Big Data is often characterized by the 3 “Vs”: variety, volume and velocity. While variety refers...
Big Data is often characterized by the 3 “Vs”: variety, volume and velocity. While variety refers to the nature of the information (multiple sources, schema-less data, etc), both volume and velocity refer to processing issues that have to be addressed by different processing paradigms.
Assuming that the volumes of data are larger than those conventional relational database infrastructures can cope with, the processing solution break down broadly into massively parallel processing (batch processing). Batch processing is an efficient way of processing high volumes of data is where a group of transactions is collected over a period of time. Data is collected, entered, processed and then the batch results are produced.
Several applications require real-time processing of data streams from heterogeneous sources, in contrast with the approach of batch processing. Real time processing involves a continual input, process and output of data. Data must be processed in a small time period (or near real time). Domains of application include smart cities, entertainment of disaster management. The low latency is the main goal of this processing paradigm.
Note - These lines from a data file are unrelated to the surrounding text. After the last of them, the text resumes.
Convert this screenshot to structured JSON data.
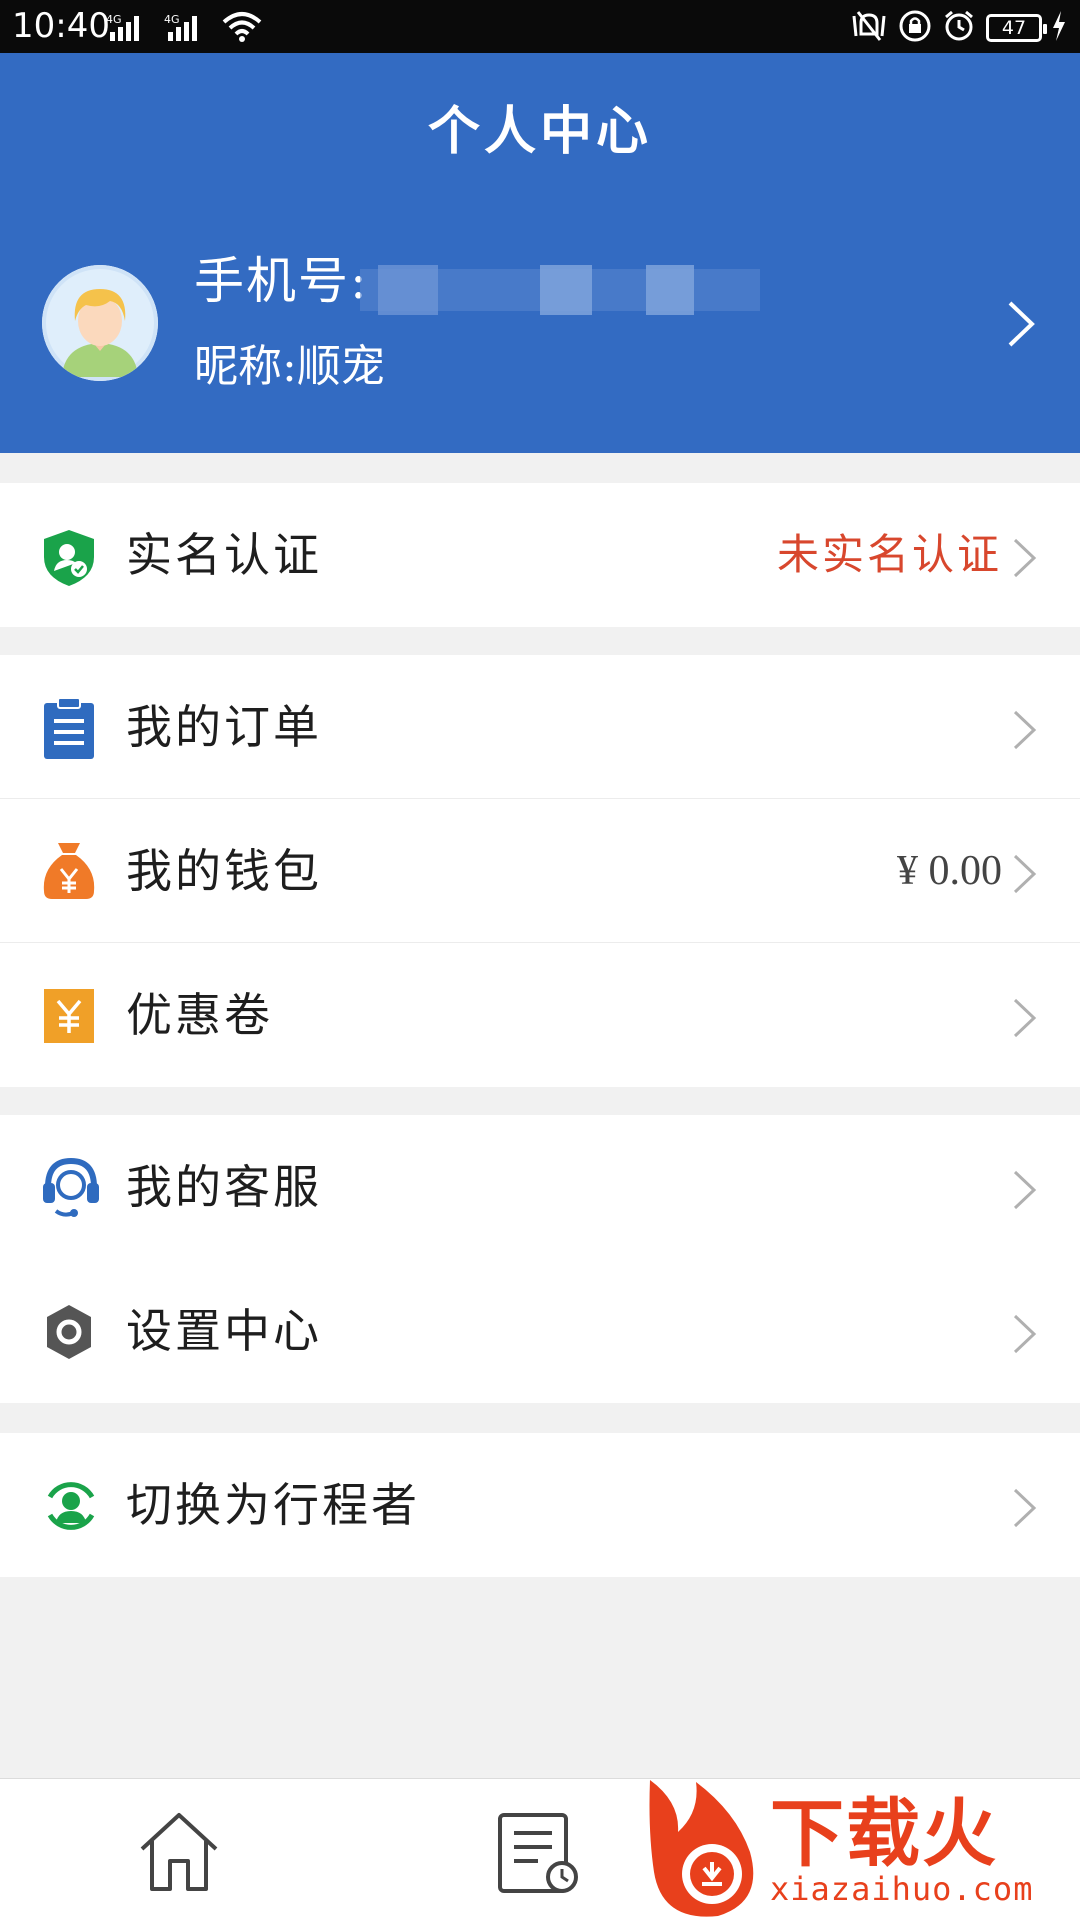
{
  "status_bar": {
    "time": "10:40",
    "network_labels": [
      "4G",
      "4G"
    ],
    "battery": "47"
  },
  "header": {
    "title": "个人中心",
    "phone_label": "手机号:",
    "nickname": "昵称:顺宠"
  },
  "menu": {
    "verification": {
      "label": "实名认证",
      "value": "未实名认证",
      "icon": "shield-user-icon",
      "color": "#1aa34a"
    },
    "orders": {
      "label": "我的订单",
      "icon": "clipboard-icon",
      "color": "#2f6bbf"
    },
    "wallet": {
      "label": "我的钱包",
      "value": "¥ 0.00",
      "icon": "money-bag-icon",
      "color": "#f07a28"
    },
    "coupons": {
      "label": "优惠卷",
      "icon": "coupon-icon",
      "color": "#f0a028"
    },
    "service": {
      "label": "我的客服",
      "icon": "headset-icon",
      "color": "#2f6bbf"
    },
    "settings": {
      "label": "设置中心",
      "icon": "gear-icon",
      "color": "#555555"
    },
    "switch_role": {
      "label": "切换为行程者",
      "icon": "user-switch-icon",
      "color": "#1aa34a"
    }
  },
  "bottom_nav": {
    "items": [
      {
        "icon": "home-icon"
      },
      {
        "icon": "order-history-icon"
      }
    ]
  },
  "watermark": {
    "brand": "下载火",
    "url": "xiazaihuo.com"
  },
  "colors": {
    "header_blue": "#336bc2",
    "accent_red": "#d8472d",
    "background": "#f1f1f1"
  }
}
Batch processing provides strong results since it can use more data and, for example, perform better training of predictive models. But it is not feasible for domains where a low response time is a critical issue. Real time processing solves this issue, but the analyzed information is limited in order to achieve low latency. Many domains require the benefit of both batch and real time processing approaches so a new processing paradigm is needed: the hybrid model. To obtain a complete result, the batch and real-time results must be queried and the results merged together. Synchronization, results composition and other non-trivial issues have to be addressed at this stage in which could be considered a key element of the hybrid modell.
This walk will overview the time-evolution of the big data processing techniques, identify main hits (both technologies and scientific publications) and give and introduction of the key technologies to understand the complex Big Data processing domain.